On the ET0L subgroup membership problem in bounded automata groups

TL;DR

This paper proves that in bounded automata groups, the subgroup membership problem for stabilisers of eventually periodic infinite rays can be characterized as an ET0L language, providing a constructive solution and insights into the group's structure.

Contribution

It establishes that the membership problem for certain stabilisers in bounded automata groups is an ET0L language, extending understanding of subgroup structures in automata groups.

Findings

Membership problem is ET0L for eventually periodic rays

The problem cannot be generally context-free in this setting

Provides a recursive formula for the Green function on Schreier graphs

Abstract

We are interested in the subgroup membership problem in groups acting on rooted $d$-regular trees and a natural class of subgroups, the stabilisers of infinite rays emanating from the root.
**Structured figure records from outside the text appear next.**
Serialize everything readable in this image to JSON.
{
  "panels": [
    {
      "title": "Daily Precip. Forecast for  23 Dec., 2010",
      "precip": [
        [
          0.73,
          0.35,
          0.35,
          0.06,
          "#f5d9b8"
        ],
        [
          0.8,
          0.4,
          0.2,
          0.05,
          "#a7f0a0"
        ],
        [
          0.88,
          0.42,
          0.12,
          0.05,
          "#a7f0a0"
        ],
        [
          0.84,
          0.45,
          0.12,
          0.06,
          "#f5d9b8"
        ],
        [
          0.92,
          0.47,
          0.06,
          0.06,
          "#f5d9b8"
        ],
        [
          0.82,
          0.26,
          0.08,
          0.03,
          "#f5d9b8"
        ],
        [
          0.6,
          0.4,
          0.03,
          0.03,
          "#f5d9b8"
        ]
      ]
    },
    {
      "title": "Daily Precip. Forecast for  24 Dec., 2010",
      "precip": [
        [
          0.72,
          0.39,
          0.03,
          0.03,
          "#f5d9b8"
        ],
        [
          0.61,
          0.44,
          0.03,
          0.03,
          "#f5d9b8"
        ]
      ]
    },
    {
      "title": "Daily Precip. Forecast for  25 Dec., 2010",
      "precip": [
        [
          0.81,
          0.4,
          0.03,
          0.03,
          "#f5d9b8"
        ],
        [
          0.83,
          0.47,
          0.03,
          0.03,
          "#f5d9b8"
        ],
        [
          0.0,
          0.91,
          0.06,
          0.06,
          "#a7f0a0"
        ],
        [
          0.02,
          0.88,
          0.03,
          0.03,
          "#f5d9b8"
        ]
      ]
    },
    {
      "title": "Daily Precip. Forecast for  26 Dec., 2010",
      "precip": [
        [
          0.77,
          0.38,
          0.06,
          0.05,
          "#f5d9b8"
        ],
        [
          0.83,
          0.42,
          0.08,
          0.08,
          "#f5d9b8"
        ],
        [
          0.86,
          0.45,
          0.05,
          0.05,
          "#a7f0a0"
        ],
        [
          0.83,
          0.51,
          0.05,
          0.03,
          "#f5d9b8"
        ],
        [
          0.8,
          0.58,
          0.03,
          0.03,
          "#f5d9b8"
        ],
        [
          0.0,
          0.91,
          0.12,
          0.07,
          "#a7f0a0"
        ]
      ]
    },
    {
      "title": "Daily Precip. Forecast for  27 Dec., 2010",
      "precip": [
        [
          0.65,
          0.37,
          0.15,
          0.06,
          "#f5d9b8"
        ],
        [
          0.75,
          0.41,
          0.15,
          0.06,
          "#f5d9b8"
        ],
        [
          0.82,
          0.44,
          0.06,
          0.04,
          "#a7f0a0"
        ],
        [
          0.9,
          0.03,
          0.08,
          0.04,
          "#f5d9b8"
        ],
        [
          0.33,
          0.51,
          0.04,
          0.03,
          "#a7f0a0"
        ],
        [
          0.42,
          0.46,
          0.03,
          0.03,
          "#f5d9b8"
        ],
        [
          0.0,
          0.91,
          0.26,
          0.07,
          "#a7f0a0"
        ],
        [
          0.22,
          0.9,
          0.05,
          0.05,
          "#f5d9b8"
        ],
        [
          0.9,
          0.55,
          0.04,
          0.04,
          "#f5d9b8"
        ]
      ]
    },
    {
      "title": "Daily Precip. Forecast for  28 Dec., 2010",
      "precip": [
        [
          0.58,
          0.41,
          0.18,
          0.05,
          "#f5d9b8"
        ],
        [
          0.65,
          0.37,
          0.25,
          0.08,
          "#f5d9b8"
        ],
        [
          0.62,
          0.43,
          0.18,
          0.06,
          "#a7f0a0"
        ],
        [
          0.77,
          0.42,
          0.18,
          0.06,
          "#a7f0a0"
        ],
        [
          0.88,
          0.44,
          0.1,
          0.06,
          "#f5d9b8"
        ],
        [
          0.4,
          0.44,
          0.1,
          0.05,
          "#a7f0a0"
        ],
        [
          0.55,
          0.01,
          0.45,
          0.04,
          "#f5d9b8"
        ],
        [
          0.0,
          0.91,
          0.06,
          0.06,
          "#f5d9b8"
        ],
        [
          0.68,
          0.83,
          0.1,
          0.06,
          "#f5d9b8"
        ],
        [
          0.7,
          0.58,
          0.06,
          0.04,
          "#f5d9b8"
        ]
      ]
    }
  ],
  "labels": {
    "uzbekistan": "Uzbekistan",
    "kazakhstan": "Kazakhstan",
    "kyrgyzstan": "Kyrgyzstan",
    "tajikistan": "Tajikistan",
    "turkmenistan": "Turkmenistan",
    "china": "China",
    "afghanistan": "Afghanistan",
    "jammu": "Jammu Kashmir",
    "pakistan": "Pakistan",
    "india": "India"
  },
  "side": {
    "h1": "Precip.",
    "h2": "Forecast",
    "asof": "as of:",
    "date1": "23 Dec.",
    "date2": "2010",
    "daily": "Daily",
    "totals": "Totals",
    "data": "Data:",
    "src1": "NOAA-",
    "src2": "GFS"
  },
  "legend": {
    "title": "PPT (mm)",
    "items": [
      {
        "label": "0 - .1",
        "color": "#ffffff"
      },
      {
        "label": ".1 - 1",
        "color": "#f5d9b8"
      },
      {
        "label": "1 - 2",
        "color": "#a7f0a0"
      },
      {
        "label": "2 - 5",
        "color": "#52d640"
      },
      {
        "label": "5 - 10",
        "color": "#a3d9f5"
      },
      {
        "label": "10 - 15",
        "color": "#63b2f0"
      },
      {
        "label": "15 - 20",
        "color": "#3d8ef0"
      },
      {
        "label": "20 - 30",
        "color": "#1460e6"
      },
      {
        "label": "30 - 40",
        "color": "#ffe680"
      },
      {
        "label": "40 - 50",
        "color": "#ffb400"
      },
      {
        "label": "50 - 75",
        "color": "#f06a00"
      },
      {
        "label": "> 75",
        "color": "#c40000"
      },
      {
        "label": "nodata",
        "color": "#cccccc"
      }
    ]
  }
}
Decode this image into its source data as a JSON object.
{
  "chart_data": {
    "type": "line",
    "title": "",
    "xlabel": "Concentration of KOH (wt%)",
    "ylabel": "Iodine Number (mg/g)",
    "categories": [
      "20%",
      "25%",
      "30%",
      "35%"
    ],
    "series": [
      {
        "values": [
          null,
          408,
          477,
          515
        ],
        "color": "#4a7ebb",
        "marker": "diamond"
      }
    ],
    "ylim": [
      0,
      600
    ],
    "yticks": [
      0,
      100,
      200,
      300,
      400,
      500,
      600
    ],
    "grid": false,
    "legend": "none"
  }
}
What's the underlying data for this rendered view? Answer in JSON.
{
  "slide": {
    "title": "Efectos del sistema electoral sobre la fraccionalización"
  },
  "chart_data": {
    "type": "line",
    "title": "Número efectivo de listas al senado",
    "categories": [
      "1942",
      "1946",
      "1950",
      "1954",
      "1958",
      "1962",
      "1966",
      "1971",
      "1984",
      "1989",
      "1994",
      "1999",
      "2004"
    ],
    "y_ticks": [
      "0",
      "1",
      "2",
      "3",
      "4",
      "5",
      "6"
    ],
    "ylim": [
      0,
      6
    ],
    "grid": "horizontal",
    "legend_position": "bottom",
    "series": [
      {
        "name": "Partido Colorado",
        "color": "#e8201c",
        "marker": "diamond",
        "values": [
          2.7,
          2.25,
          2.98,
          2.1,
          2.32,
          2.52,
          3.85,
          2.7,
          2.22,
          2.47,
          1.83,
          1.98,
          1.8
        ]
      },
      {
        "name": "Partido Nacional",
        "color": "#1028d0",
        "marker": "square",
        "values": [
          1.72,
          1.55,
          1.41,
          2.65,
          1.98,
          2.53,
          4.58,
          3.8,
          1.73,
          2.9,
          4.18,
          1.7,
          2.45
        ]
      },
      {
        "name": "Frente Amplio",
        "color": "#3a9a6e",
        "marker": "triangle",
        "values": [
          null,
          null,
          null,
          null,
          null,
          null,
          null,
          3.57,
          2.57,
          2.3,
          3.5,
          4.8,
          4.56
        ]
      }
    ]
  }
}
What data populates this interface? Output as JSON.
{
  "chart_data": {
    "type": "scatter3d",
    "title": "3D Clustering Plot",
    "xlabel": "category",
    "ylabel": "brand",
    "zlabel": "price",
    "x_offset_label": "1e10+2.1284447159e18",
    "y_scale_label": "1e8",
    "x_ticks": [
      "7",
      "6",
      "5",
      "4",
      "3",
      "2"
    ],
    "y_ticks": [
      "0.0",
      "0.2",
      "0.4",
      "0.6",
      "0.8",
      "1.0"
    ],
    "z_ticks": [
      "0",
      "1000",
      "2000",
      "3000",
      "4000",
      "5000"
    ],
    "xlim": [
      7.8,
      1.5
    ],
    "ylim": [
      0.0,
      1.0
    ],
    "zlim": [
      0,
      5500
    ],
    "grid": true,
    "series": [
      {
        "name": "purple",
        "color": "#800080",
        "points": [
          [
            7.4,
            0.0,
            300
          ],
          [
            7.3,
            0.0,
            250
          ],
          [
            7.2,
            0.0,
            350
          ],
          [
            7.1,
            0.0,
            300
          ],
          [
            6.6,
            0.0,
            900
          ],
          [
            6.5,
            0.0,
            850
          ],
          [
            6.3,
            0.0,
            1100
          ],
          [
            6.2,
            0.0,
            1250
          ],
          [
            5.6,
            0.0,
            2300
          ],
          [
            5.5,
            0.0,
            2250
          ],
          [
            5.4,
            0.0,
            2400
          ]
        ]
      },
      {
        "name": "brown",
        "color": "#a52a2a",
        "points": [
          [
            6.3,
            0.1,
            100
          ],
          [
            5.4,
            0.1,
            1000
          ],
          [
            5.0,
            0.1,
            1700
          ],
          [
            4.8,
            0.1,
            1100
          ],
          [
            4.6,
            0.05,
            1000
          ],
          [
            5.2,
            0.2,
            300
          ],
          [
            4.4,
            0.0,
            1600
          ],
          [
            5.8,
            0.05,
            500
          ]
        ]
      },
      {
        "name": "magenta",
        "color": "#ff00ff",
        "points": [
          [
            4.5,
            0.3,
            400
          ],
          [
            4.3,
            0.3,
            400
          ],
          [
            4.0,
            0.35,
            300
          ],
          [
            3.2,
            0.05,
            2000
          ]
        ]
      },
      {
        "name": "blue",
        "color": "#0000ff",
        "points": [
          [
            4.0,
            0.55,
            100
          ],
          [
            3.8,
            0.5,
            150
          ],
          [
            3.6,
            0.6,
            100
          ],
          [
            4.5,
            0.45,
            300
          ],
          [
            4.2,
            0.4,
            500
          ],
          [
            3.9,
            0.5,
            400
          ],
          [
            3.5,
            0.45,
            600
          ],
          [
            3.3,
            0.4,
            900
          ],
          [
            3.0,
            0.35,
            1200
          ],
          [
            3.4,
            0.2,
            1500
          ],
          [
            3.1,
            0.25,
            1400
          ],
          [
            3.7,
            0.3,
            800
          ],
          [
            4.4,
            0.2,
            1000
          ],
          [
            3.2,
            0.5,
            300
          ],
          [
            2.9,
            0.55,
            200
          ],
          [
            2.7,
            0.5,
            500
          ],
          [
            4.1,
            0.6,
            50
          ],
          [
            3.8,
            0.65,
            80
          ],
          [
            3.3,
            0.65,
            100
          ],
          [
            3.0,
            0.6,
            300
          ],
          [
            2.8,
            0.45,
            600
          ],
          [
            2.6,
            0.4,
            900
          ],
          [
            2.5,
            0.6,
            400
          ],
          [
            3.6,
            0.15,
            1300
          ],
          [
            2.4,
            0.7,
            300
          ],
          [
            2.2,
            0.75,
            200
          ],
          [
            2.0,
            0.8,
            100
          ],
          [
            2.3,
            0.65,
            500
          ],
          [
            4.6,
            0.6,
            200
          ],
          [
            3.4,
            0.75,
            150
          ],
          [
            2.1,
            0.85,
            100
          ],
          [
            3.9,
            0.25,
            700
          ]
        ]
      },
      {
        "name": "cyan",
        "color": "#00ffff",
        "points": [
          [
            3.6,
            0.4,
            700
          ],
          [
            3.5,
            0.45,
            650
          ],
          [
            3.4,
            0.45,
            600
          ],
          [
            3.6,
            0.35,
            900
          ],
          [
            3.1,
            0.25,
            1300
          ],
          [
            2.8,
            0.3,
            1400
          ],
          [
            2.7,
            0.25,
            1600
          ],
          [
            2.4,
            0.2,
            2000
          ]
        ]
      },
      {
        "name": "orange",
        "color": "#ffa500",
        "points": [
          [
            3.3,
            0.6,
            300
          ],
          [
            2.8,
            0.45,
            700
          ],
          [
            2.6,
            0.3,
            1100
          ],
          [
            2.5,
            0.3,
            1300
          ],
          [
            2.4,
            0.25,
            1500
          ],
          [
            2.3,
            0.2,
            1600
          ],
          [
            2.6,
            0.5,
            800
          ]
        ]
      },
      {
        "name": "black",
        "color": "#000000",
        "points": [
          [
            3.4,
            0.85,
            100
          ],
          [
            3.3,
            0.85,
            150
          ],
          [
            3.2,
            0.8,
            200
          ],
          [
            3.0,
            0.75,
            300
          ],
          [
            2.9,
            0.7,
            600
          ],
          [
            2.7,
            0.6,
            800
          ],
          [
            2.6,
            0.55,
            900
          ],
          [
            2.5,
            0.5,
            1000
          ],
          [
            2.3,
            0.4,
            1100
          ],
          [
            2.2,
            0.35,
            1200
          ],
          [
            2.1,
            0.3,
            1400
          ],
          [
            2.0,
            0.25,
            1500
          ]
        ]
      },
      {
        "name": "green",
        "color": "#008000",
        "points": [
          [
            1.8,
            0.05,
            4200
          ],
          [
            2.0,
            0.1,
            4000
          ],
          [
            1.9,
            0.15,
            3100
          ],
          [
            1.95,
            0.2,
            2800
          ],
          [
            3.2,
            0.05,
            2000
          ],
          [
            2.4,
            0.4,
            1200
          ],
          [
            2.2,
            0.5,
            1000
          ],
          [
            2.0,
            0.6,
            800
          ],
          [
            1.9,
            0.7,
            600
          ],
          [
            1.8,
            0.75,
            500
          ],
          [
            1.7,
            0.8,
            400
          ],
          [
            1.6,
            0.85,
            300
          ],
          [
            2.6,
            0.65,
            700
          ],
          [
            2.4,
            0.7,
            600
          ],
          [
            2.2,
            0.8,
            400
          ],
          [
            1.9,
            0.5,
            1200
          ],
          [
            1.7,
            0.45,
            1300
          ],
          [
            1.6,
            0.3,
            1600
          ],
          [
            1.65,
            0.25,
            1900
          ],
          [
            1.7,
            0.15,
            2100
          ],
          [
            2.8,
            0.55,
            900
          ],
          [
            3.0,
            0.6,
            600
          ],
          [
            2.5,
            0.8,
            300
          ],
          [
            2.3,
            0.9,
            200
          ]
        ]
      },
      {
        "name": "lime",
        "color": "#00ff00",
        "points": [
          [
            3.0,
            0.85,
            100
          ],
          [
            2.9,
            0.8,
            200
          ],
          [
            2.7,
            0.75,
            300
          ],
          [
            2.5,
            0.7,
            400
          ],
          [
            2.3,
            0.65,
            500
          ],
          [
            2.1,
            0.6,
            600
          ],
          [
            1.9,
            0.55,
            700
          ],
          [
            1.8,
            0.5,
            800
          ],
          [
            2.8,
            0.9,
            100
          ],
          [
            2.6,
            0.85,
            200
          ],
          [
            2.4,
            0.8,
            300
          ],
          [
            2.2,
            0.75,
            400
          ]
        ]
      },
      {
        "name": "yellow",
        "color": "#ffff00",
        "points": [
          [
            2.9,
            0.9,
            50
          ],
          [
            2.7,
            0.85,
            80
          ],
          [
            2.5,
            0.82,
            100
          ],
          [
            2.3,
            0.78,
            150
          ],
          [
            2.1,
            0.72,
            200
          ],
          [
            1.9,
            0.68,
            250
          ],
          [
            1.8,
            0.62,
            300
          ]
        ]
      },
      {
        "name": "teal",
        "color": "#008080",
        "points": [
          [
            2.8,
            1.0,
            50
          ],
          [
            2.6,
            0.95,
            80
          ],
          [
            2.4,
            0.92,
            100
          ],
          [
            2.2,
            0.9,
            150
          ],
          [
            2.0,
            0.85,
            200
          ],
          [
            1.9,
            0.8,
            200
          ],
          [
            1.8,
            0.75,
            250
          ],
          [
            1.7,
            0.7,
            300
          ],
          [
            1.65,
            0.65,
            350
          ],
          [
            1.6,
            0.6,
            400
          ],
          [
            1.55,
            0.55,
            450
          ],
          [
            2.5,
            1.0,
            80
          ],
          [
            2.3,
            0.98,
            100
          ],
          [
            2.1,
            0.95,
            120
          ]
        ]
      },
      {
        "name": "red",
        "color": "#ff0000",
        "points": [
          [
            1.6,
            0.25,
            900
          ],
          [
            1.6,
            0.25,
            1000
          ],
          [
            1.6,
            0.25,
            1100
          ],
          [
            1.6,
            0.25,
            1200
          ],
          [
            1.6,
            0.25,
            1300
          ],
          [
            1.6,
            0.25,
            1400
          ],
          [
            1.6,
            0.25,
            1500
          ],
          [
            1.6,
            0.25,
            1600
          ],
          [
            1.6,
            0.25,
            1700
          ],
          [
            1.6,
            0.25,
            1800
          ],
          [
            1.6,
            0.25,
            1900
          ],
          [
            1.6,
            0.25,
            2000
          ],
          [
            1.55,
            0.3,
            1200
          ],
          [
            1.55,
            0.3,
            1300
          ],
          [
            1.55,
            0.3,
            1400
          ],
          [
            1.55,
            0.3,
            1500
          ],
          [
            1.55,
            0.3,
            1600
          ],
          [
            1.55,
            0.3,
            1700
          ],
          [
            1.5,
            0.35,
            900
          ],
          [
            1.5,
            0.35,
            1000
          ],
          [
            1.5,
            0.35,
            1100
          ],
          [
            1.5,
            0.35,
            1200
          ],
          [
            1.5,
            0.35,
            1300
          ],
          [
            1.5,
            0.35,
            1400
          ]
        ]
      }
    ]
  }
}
These rays, which can also be viewed as infinite words in the alphabet with d letters, form the boundary of the tree. Stabilisers of infinite rays are not finitely generated in general, but if the ray is computable, the membership problem is well posed and solvable. The main result of the paper is that, for bounded automata groups, the membership problem in the stabiliser of any ray that is eventually periodic as an infinite word, forms an ET0L language that is constructable. The result is optimal in the sense that, in general, the membership problem for the stabiliser of an infinite ray in a bounded automata group cannot be context-free. As an application, we give a recursive formula for the associated generating function, aka the Green function, on the corresponding infinite Schreier graph.